Tuesday, June 26, 2007

    Should You Really Be a Youth Minister?


    I linked to this post earlier at Stupid Church People that really aims some sharp criticism at youth ministry and youth ministers in general. The post itself is a good read but equally interesting are the comments others have posted. Here's the main thrust of the post:


    I have written how the church needs to trust young adults to lead it if it wants to remain relevant... however, I no longer think that the training ground for this should be youth ministry. We have it all backwards. We let the young lead the young and this is where young pastors develop this sense of ego and entitlement that they bring with them into "big church". It's a psycho-social phenomenon that needs to be studied. I think it's both harmful to the students and to those young leaders that lead them.People complain that I am long on observations and short on suggestions. So here's one: If your church has a youth pastor under the age of 30, promote them immediately into either adult ministry or children's ministry. Then, go out and hire a 30-something youth pastor (preferably a woman), and be prepared to pay them well so they will stick around.

    I've commented here before on my thoughts about young people being youth ministers (I myself started at the age of 23). There are pros and cons to it, but after having read the responses to the comments at the Stupid Church People post above, I'm more inclined to say that it is less the age of the person than their motivation for doing youth ministry that makes the difference. How often is a young person serving as youth minister in a church because 1) She/he is still in seminary and no one trusts them to do anything else, 2) She/he will work for little pay or for free, 3) She/he has no idea what they want to do for a career and the youth ministry job gives them something to do while they decide, 4) She/he is biding his/her time until they are allowed to do "real" ministry somewhere with adults?


    Ultimately, the issue here isn't the age of the person. Many young people are fine youth ministers. The question rather should be "Is this person truly called to youth ministry? Is this the place they will be most effective in the church?" How can you tell the difference between a youth minister who is just biding his or her time and the one really called to youth ministry? Simple: Check in on them in 10 years and see if they are still in youth ministry. The ones truly called to work with youth can't help but keep doing it, in spite of low salaries, missed opportunities, and being forever "low" on the church staff totem pole.

    --Brian

    3 comments:

    Steve said...

    Good words Brian... we could debate some of the things you have mentioned, but they probably aren't the crux of the issue really. What you say is generally true, even from my personal experience. If you do read the comments and read where I elaborated, you will know I don't have anything against young youth ministers or youth ministry at all... I just think that churches and senior pastors are lazy.

    I was in youth ministry in some form or fashion from the age of 18-36. I think I did a decent job, but I think I made a ton of youthful mistakes from 18-24 that could have been diverted had I not been put in such a heavy position at such an early age.
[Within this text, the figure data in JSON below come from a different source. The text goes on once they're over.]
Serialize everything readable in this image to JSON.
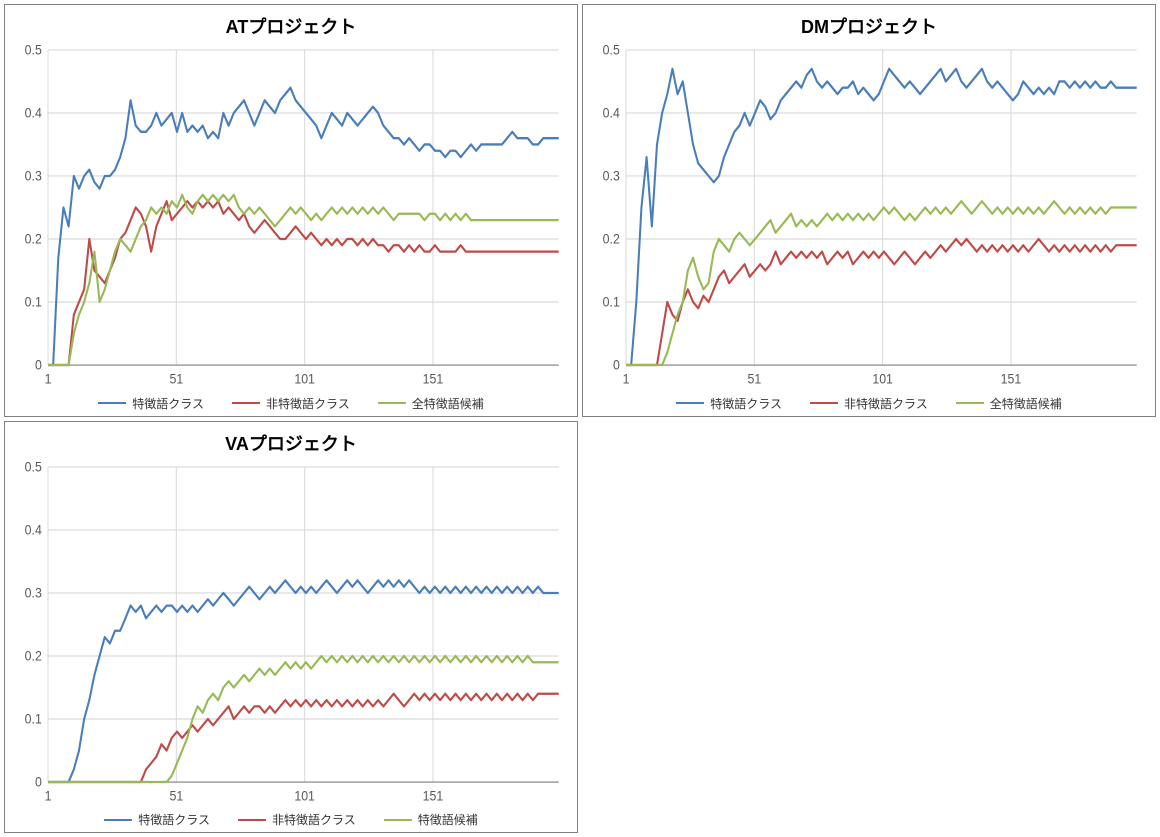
{
  "layout": {
    "grid": "2x2",
    "panel_border_color": "#808080",
    "background_color": "#ffffff"
  },
  "typography": {
    "title_fontsize": 18,
    "title_weight": "bold",
    "axis_fontsize": 12,
    "legend_fontsize": 12,
    "font_family": "Meiryo / MS PGothic"
  },
  "common_chart": {
    "type": "line",
    "xlim": [
      1,
      200
    ],
    "xticks": [
      1,
      51,
      101,
      151
    ],
    "ylim": [
      0,
      0.5
    ],
    "yticks": [
      0,
      0.1,
      0.2,
      0.3,
      0.4,
      0.5
    ],
    "grid_color": "#d9d9d9",
    "axis_color": "#808080",
    "tick_color": "#595959",
    "line_width": 2
  },
  "series_colors": {
    "s1": "#4a7ebb",
    "s2": "#be4b48",
    "s3": "#98b954"
  },
  "charts": [
    {
      "id": "at",
      "title": "ATプロジェクト",
      "legend": [
        "特徴語クラス",
        "非特徴語クラス",
        "全特徴語候補"
      ],
      "series": {
        "s1": [
          0,
          0,
          0.17,
          0.25,
          0.22,
          0.3,
          0.28,
          0.3,
          0.31,
          0.29,
          0.28,
          0.3,
          0.3,
          0.31,
          0.33,
          0.36,
          0.42,
          0.38,
          0.37,
          0.37,
          0.38,
          0.4,
          0.38,
          0.39,
          0.4,
          0.37,
          0.4,
          0.37,
          0.38,
          0.37,
          0.38,
          0.36,
          0.37,
          0.36,
          0.4,
          0.38,
          0.4,
          0.41,
          0.42,
          0.4,
          0.38,
          0.4,
          0.42,
          0.41,
          0.4,
          0.42,
          0.43,
          0.44,
          0.42,
          0.41,
          0.4,
          0.39,
          0.38,
          0.36,
          0.38,
          0.4,
          0.39,
          0.38,
          0.4,
          0.39,
          0.38,
          0.39,
          0.4,
          0.41,
          0.4,
          0.38,
          0.37,
          0.36,
          0.36,
          0.35,
          0.36,
          0.35,
          0.34,
          0.35,
          0.35,
          0.34,
          0.34,
          0.33,
          0.34,
          0.34,
          0.33,
          0.34,
          0.35,
          0.34,
          0.35,
          0.35,
          0.35,
          0.35,
          0.35,
          0.36,
          0.37,
          0.36,
          0.36,
          0.36,
          0.35,
          0.35,
          0.36,
          0.36,
          0.36,
          0.36
        ],
        "s2": [
          0,
          0,
          0,
          0,
          0,
          0.08,
          0.1,
          0.12,
          0.2,
          0.15,
          0.14,
          0.13,
          0.15,
          0.17,
          0.2,
          0.21,
          0.23,
          0.25,
          0.24,
          0.22,
          0.18,
          0.22,
          0.24,
          0.26,
          0.23,
          0.24,
          0.25,
          0.26,
          0.25,
          0.26,
          0.25,
          0.26,
          0.25,
          0.26,
          0.24,
          0.25,
          0.24,
          0.23,
          0.24,
          0.22,
          0.21,
          0.22,
          0.23,
          0.22,
          0.21,
          0.2,
          0.2,
          0.21,
          0.22,
          0.21,
          0.2,
          0.21,
          0.2,
          0.19,
          0.2,
          0.19,
          0.2,
          0.19,
          0.2,
          0.2,
          0.19,
          0.2,
          0.19,
          0.2,
          0.19,
          0.19,
          0.18,
          0.19,
          0.19,
          0.18,
          0.19,
          0.18,
          0.19,
          0.18,
          0.18,
          0.19,
          0.18,
          0.18,
          0.18,
          0.18,
          0.19,
          0.18,
          0.18,
          0.18,
          0.18,
          0.18,
          0.18,
          0.18,
          0.18,
          0.18,
          0.18,
          0.18,
          0.18,
          0.18,
          0.18,
          0.18,
          0.18,
          0.18,
          0.18,
          0.18
        ],
        "s3": [
          0,
          0,
          0,
          0,
          0,
          0.05,
          0.08,
          0.1,
          0.13,
          0.18,
          0.1,
          0.12,
          0.15,
          0.18,
          0.2,
          0.19,
          0.18,
          0.2,
          0.22,
          0.23,
          0.25,
          0.24,
          0.25,
          0.24,
          0.26,
          0.25,
          0.27,
          0.25,
          0.24,
          0.26,
          0.27,
          0.26,
          0.27,
          0.26,
          0.27,
          0.26,
          0.27,
          0.25,
          0.24,
          0.25,
          0.24,
          0.25,
          0.24,
          0.23,
          0.22,
          0.23,
          0.24,
          0.25,
          0.24,
          0.25,
          0.24,
          0.23,
          0.24,
          0.23,
          0.24,
          0.25,
          0.24,
          0.25,
          0.24,
          0.25,
          0.24,
          0.25,
          0.24,
          0.25,
          0.24,
          0.25,
          0.24,
          0.23,
          0.24,
          0.24,
          0.24,
          0.24,
          0.24,
          0.23,
          0.24,
          0.24,
          0.23,
          0.24,
          0.23,
          0.24,
          0.23,
          0.24,
          0.23,
          0.23,
          0.23,
          0.23,
          0.23,
          0.23,
          0.23,
          0.23,
          0.23,
          0.23,
          0.23,
          0.23,
          0.23,
          0.23,
          0.23,
          0.23,
          0.23,
          0.23
        ]
      }
    },
    {
      "id": "dm",
      "title": "DMプロジェクト",
      "legend": [
        "特徴語クラス",
        "非特徴語クラス",
        "全特徴語候補"
      ],
      "series": {
        "s1": [
          0,
          0,
          0.1,
          0.25,
          0.33,
          0.22,
          0.35,
          0.4,
          0.43,
          0.47,
          0.43,
          0.45,
          0.4,
          0.35,
          0.32,
          0.31,
          0.3,
          0.29,
          0.3,
          0.33,
          0.35,
          0.37,
          0.38,
          0.4,
          0.38,
          0.4,
          0.42,
          0.41,
          0.39,
          0.4,
          0.42,
          0.43,
          0.44,
          0.45,
          0.44,
          0.46,
          0.47,
          0.45,
          0.44,
          0.45,
          0.44,
          0.43,
          0.44,
          0.44,
          0.45,
          0.43,
          0.44,
          0.43,
          0.42,
          0.43,
          0.45,
          0.47,
          0.46,
          0.45,
          0.44,
          0.45,
          0.44,
          0.43,
          0.44,
          0.45,
          0.46,
          0.47,
          0.45,
          0.46,
          0.47,
          0.45,
          0.44,
          0.45,
          0.46,
          0.47,
          0.45,
          0.44,
          0.45,
          0.44,
          0.43,
          0.42,
          0.43,
          0.45,
          0.44,
          0.43,
          0.44,
          0.43,
          0.44,
          0.43,
          0.45,
          0.45,
          0.44,
          0.45,
          0.44,
          0.45,
          0.44,
          0.45,
          0.44,
          0.44,
          0.45,
          0.44,
          0.44,
          0.44,
          0.44,
          0.44
        ],
        "s2": [
          0,
          0,
          0,
          0,
          0,
          0,
          0,
          0.05,
          0.1,
          0.08,
          0.07,
          0.1,
          0.12,
          0.1,
          0.09,
          0.11,
          0.1,
          0.12,
          0.14,
          0.15,
          0.13,
          0.14,
          0.15,
          0.16,
          0.14,
          0.15,
          0.16,
          0.15,
          0.16,
          0.18,
          0.16,
          0.17,
          0.18,
          0.17,
          0.18,
          0.17,
          0.18,
          0.17,
          0.18,
          0.16,
          0.17,
          0.18,
          0.17,
          0.18,
          0.16,
          0.17,
          0.18,
          0.17,
          0.18,
          0.17,
          0.18,
          0.17,
          0.16,
          0.17,
          0.18,
          0.17,
          0.16,
          0.17,
          0.18,
          0.17,
          0.18,
          0.19,
          0.18,
          0.19,
          0.2,
          0.19,
          0.2,
          0.19,
          0.18,
          0.19,
          0.18,
          0.19,
          0.18,
          0.19,
          0.18,
          0.19,
          0.18,
          0.19,
          0.18,
          0.19,
          0.2,
          0.19,
          0.18,
          0.19,
          0.18,
          0.19,
          0.18,
          0.19,
          0.18,
          0.19,
          0.18,
          0.19,
          0.18,
          0.19,
          0.18,
          0.19,
          0.19,
          0.19,
          0.19,
          0.19
        ],
        "s3": [
          0,
          0,
          0,
          0,
          0,
          0,
          0,
          0,
          0.02,
          0.05,
          0.08,
          0.1,
          0.15,
          0.17,
          0.14,
          0.12,
          0.13,
          0.18,
          0.2,
          0.19,
          0.18,
          0.2,
          0.21,
          0.2,
          0.19,
          0.2,
          0.21,
          0.22,
          0.23,
          0.21,
          0.22,
          0.23,
          0.24,
          0.22,
          0.23,
          0.22,
          0.23,
          0.22,
          0.23,
          0.24,
          0.23,
          0.24,
          0.23,
          0.24,
          0.23,
          0.24,
          0.23,
          0.24,
          0.23,
          0.24,
          0.25,
          0.24,
          0.25,
          0.24,
          0.23,
          0.24,
          0.23,
          0.24,
          0.25,
          0.24,
          0.25,
          0.24,
          0.25,
          0.24,
          0.25,
          0.26,
          0.25,
          0.24,
          0.25,
          0.26,
          0.25,
          0.24,
          0.25,
          0.24,
          0.25,
          0.24,
          0.25,
          0.24,
          0.25,
          0.24,
          0.25,
          0.24,
          0.25,
          0.26,
          0.25,
          0.24,
          0.25,
          0.24,
          0.25,
          0.24,
          0.25,
          0.24,
          0.25,
          0.24,
          0.25,
          0.25,
          0.25,
          0.25,
          0.25,
          0.25
        ]
      }
    },
    {
      "id": "va",
      "title": "VAプロジェクト",
      "legend": [
        "特徴語クラス",
        "非特徴語クラス",
        "特徴語候補"
      ],
      "series": {
        "s1": [
          0,
          0,
          0,
          0,
          0,
          0.02,
          0.05,
          0.1,
          0.13,
          0.17,
          0.2,
          0.23,
          0.22,
          0.24,
          0.24,
          0.26,
          0.28,
          0.27,
          0.28,
          0.26,
          0.27,
          0.28,
          0.27,
          0.28,
          0.28,
          0.27,
          0.28,
          0.27,
          0.28,
          0.27,
          0.28,
          0.29,
          0.28,
          0.29,
          0.3,
          0.29,
          0.28,
          0.29,
          0.3,
          0.31,
          0.3,
          0.29,
          0.3,
          0.31,
          0.3,
          0.31,
          0.32,
          0.31,
          0.3,
          0.31,
          0.3,
          0.31,
          0.3,
          0.31,
          0.32,
          0.31,
          0.3,
          0.31,
          0.32,
          0.31,
          0.32,
          0.31,
          0.3,
          0.31,
          0.32,
          0.31,
          0.32,
          0.31,
          0.32,
          0.31,
          0.32,
          0.31,
          0.3,
          0.31,
          0.3,
          0.31,
          0.3,
          0.31,
          0.3,
          0.31,
          0.3,
          0.31,
          0.3,
          0.31,
          0.3,
          0.31,
          0.3,
          0.31,
          0.3,
          0.31,
          0.3,
          0.31,
          0.3,
          0.31,
          0.3,
          0.31,
          0.3,
          0.3,
          0.3,
          0.3
        ],
        "s2": [
          0,
          0,
          0,
          0,
          0,
          0,
          0,
          0,
          0,
          0,
          0,
          0,
          0,
          0,
          0,
          0,
          0,
          0,
          0,
          0.02,
          0.03,
          0.04,
          0.06,
          0.05,
          0.07,
          0.08,
          0.07,
          0.08,
          0.09,
          0.08,
          0.09,
          0.1,
          0.09,
          0.1,
          0.11,
          0.12,
          0.1,
          0.11,
          0.12,
          0.11,
          0.12,
          0.12,
          0.11,
          0.12,
          0.11,
          0.12,
          0.13,
          0.12,
          0.13,
          0.12,
          0.13,
          0.12,
          0.13,
          0.12,
          0.13,
          0.12,
          0.13,
          0.12,
          0.13,
          0.12,
          0.13,
          0.12,
          0.13,
          0.12,
          0.13,
          0.12,
          0.13,
          0.14,
          0.13,
          0.12,
          0.13,
          0.14,
          0.13,
          0.14,
          0.13,
          0.14,
          0.13,
          0.14,
          0.13,
          0.14,
          0.13,
          0.14,
          0.13,
          0.14,
          0.13,
          0.14,
          0.13,
          0.14,
          0.13,
          0.14,
          0.13,
          0.14,
          0.13,
          0.14,
          0.13,
          0.14,
          0.14,
          0.14,
          0.14,
          0.14
        ],
        "s3": [
          0,
          0,
          0,
          0,
          0,
          0,
          0,
          0,
          0,
          0,
          0,
          0,
          0,
          0,
          0,
          0,
          0,
          0,
          0,
          0,
          0,
          0,
          0,
          0,
          0.01,
          0.03,
          0.05,
          0.07,
          0.1,
          0.12,
          0.11,
          0.13,
          0.14,
          0.13,
          0.15,
          0.16,
          0.15,
          0.16,
          0.17,
          0.16,
          0.17,
          0.18,
          0.17,
          0.18,
          0.17,
          0.18,
          0.19,
          0.18,
          0.19,
          0.18,
          0.19,
          0.18,
          0.19,
          0.2,
          0.19,
          0.2,
          0.19,
          0.2,
          0.19,
          0.2,
          0.19,
          0.2,
          0.19,
          0.2,
          0.19,
          0.2,
          0.19,
          0.2,
          0.19,
          0.2,
          0.19,
          0.2,
          0.19,
          0.2,
          0.19,
          0.2,
          0.19,
          0.2,
          0.19,
          0.2,
          0.19,
          0.2,
          0.19,
          0.2,
          0.19,
          0.2,
          0.19,
          0.2,
          0.19,
          0.2,
          0.19,
          0.2,
          0.19,
          0.2,
          0.19,
          0.19,
          0.19,
          0.19,
          0.19,
          0.19
        ]
      }
    }
  ]
}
Again, there is a social-psychological dynamic and maturity level that needs to be developed I think to be a competent counselor to young people... and most young adults are still working through their own issues and faith development. It can all be very tenuous.

    From around 28 on I think I did my best work as I came into my own on so many levels.

    I always heard that when you can do something else other than ministry you should get out. Around the age of 33 or so, I felt that process beginning to happen. I loved youth ministry and had no ddesire to do anything else within the church. I also didn't want to just do it for a job... I think it has to be more than that since it is soooo important. So at the age of 36 I took the step out of ministry and moved on to the rest of my life... which was the best decision for me.

    Brian said...

    Steve, Good to hear from you. I would add that youth ministers under the age of 25 (or perhaps even 30) have some pretty unique challenges because they are attempting to be mentor to youth who are just a few years their junior. Anyone under the age of 25 working with teens definitely needs a close-at-hand supervisor, plenty of training in boundary-keeping, and lots of older adults helping them to mentor the youth. And I'll be the first to admit that, though I did my best when when I was an early 20-something youth minister, I made a lot of mistakes due to a lack of perspective. I hope I'm a little better at it now at the age of 41!

    clown4christ said...

    I am currently pursuing a career in youth ministry and I am struggling with this exact issue. I was not ready for youth minitry right out of high school and I knew this. I am now 31 years old, married and have two kids with one on the way. Unfortunately, churches want to offer a salary that can only support a single person or someone without a family. My wife and I feel called to have her stay home with our kids (who are 1 and 3) and we make sacrifices for this. I get frustrated when senior pastors (no kids in the home) who have a parsonage and a $40-$60 thousand dollar salary tell me I should step out in faith as they offer me $30,000 with no benefits or benefits for me but not my family. I certainly don't expect to get rich, but I get frustrated when churches try to "sweeten" their package by offering me information about food stamps, WIC and state health care.